Dans les pays en développement, sauf en Asie de l’Est et dans la région Pacifique, la part des exportations vertes est au point mort, mais cela n’entame pas le potentiel considérable de ces pays à conquérir de nouveaux secteurs verts car ils produisent déjà des produits non écologiques très proches des biens verts en termes d’exigences liées aux intrants ou de technologies de production. La proximité entre produits peut contribuer à évaluer le potentiel d’exportation plus large de la filière verte. Par exemple, un pays doté d’une capacité à exporter des pommes sera probablement mieux à même d’exporter des poires plutôt que de l’électronique. En intégrant ce potentiel aux analyses, on constate que le commerce de produits verts et assimilés est trois à cinq fois supérieur à celui des seuls produits verts, comme le montre les chiffres réels et potentiels des exportations vertes dans les pays en développement.

 

Un forum commun pour les accords sur le commerce et l'environnement

Les accords sur le commerce et l’environnement mondial, notamment sur la biodiversité et le changement climatique, doivent être discutés dans le cadre d’un forum commun. En janvier 2012, lors de la Conférence inaugurale de la Plateforme de connaissances sur la croissance verte organisée à Mexico, Brian Copeland de l’Université du Nouveau-Brunswick a estimé que lier les discussions sur le commerce et sur le climat permettrait de s’attaquer aux problèmes de gaspillage et d’application. Par exemple, de nombreux pays ont débattu d’un recours aux ajustements fiscaux à la frontière (AFF), qui sont des droits de douane sur les importations ciblant les marchandises fortement polluantes pour aplanir les disparités entre pays imposant une faible taxe, voire aucune, sur ce type de produits et ceux qui prévoient des taxes élevées. Cependant, les AFF sont très complexes à mettre en place du fait des abus à visée protectionniste susceptibles de déclencher des guerres commerciales si les pays visés décident d’user de représailles.

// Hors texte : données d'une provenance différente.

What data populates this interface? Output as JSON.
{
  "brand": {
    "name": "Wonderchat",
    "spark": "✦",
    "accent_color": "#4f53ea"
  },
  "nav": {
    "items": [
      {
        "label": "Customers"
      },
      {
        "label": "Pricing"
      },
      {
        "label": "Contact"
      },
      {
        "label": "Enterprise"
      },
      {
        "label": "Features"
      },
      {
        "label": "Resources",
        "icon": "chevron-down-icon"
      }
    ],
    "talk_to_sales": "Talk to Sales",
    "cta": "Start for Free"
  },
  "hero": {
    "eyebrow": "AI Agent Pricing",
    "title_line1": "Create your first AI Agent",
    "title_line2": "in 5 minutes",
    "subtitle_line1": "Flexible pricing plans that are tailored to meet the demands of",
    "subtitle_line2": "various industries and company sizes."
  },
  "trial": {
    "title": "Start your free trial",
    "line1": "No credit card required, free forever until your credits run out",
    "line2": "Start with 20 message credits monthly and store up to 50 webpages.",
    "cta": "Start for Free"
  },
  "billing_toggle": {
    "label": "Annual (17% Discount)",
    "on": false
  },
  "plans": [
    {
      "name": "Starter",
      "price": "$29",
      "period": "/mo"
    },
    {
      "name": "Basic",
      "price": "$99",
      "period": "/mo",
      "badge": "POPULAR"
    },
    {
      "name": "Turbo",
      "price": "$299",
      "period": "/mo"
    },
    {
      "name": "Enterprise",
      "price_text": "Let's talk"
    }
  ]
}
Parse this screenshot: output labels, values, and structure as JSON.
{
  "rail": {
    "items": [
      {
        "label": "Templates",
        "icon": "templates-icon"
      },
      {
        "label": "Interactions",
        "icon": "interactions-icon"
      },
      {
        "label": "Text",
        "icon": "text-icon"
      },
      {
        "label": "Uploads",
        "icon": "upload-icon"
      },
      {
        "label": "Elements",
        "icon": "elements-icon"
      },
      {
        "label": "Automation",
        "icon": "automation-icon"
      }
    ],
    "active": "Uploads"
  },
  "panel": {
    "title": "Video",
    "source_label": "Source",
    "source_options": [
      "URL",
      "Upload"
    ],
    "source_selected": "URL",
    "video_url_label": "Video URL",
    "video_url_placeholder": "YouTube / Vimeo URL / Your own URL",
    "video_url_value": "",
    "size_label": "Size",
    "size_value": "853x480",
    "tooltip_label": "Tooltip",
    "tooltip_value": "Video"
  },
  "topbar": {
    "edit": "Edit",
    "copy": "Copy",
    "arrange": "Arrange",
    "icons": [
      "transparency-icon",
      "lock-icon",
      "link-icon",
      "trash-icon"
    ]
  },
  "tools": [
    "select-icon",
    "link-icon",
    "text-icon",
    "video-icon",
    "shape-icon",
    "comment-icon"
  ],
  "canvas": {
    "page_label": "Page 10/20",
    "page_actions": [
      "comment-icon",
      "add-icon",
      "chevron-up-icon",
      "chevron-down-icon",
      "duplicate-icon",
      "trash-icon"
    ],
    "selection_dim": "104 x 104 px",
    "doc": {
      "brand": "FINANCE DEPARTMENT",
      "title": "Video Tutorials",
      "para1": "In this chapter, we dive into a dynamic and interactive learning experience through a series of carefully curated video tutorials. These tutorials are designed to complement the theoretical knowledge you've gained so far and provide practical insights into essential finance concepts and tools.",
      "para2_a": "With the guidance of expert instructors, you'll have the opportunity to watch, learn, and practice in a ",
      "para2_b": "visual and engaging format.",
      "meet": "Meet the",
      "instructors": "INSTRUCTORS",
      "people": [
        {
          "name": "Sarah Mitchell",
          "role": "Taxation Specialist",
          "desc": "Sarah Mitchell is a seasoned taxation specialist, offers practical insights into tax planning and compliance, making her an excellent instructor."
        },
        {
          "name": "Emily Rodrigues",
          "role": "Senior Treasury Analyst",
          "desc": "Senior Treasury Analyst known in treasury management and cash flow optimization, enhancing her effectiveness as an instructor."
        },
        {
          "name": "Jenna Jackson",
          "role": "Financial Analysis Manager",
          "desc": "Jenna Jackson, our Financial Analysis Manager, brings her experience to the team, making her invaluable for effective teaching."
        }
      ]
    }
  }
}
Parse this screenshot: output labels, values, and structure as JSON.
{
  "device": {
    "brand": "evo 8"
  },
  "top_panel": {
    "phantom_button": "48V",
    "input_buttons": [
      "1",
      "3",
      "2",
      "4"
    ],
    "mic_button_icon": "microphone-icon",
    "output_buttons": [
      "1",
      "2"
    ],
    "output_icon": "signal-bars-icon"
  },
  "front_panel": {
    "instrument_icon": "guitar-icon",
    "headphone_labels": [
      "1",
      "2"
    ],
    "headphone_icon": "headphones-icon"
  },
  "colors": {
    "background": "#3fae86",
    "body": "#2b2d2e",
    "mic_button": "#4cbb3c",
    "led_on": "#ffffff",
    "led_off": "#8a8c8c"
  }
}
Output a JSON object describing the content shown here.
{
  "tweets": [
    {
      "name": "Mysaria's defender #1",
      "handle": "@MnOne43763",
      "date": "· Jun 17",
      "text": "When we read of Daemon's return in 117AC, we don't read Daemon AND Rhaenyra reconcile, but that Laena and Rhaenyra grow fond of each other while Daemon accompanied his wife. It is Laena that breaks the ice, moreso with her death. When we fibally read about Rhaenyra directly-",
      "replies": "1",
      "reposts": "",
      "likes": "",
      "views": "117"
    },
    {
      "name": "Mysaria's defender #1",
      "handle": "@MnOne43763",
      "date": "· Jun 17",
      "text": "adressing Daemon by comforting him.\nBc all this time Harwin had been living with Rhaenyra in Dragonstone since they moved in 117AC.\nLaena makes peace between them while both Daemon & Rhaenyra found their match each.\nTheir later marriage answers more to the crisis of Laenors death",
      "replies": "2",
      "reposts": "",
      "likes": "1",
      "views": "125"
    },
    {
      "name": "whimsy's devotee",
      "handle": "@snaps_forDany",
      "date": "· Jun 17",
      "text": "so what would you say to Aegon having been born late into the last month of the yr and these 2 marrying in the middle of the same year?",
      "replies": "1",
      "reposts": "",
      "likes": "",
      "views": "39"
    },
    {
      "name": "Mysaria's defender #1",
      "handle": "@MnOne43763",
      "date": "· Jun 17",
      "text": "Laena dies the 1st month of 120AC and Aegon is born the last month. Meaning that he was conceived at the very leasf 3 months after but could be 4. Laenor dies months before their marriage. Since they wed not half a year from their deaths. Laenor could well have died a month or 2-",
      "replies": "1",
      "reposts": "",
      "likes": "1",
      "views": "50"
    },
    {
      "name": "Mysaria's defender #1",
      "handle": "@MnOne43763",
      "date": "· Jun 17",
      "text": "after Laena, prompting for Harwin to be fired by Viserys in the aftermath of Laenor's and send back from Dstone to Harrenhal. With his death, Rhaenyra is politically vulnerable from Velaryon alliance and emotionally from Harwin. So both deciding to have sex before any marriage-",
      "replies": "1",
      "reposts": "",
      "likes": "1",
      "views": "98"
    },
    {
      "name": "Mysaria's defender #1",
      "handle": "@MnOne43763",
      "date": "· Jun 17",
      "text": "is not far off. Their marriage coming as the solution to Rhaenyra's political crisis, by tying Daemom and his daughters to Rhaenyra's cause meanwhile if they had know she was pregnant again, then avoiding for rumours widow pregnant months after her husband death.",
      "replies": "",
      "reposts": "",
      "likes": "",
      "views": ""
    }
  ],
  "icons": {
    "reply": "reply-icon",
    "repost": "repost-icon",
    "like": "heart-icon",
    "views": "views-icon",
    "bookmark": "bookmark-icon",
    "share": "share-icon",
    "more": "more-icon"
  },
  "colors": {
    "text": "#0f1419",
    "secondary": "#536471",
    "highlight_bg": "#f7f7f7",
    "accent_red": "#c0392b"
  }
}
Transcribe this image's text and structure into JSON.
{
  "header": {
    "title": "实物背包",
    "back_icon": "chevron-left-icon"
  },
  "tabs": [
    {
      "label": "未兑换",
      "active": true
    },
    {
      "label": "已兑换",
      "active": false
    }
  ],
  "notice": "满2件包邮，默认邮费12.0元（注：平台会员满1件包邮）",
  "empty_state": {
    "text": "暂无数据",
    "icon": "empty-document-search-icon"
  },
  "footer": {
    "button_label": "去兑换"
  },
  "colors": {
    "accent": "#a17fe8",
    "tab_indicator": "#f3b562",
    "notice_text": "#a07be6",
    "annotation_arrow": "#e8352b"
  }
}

Débattre simultanément des questions liées au commerce et à l’environnement pourrait favoriser les accords par lesquels les partenaires commerciaux conviendraient plutôt d’une taxe à l’exportation dans le pays d’origine, qui déboucherait sur un meilleur résultat final. Ainsi dans le cas d’un différend entre les États-Unis et le Canada au sujet du commerce du bois d’œuvre, par lequel le Canada a été accusé de subventionner les exportations vers les États-Unis, l’instauration d’une taxe à l’exportation par le Canada a été une solution plus efficace que la menace américaine de représailles tarifaires à l’importation et elle a également permis d’améliorer le bien-être des Canadiens bien plus que ne l’aurait permis le libre-échange.

 

Égalité hommes-femmes et compétitivité

Les politiques commerciales qui tiennent compte de l’égalité hommes-femmes améliorent les compétences d’un plus grand nombre de personnes et offrent à un nombre accru de producteurs un accès aux outils permettant de tirer parti des débouchés sur les marchés internationaux. Comme le souligne un récent article d’Elisa Gamberoni et José Reis, il existe un lien direct entre une meilleure prise en compte des questions de genre et la compétitivité d’un secteur commercial.

L’existence d’importants déséquilibres entre les sexes dans certains secteurs peut indiquer que certains problèmes d’égalité hommes-femmes, tels qu’un accès inégal à la formation, contribuent à la faible productivité du secteur. Ainsi, en République démocratique populaire lao, le secteur de l’habillement, qui est à haute intensité de main-d’œuvre et marqué par une forte féminisation, constitue le principal secteur d’exportation de biens manufacturés. Une nouvelle initiative portée par la Banque mondiale, le Plan d’action pour la parité hommes-femmes, évaluera la dimension de genre dans l’organisation du travail actuelle dans le but ultime d’améliorer la compétitivité du secteur.

Ces théories et exemples d’inclusion et de son lien avec la compétitivité témoignent des résultats commerciaux positifs et le potentiel des pays en développement. Isolément, les politiques liées au commerce, à l’environnement et au genre peuvent être un puissant moteur du développement durable. Combinées, elles peuvent initier un profond changement.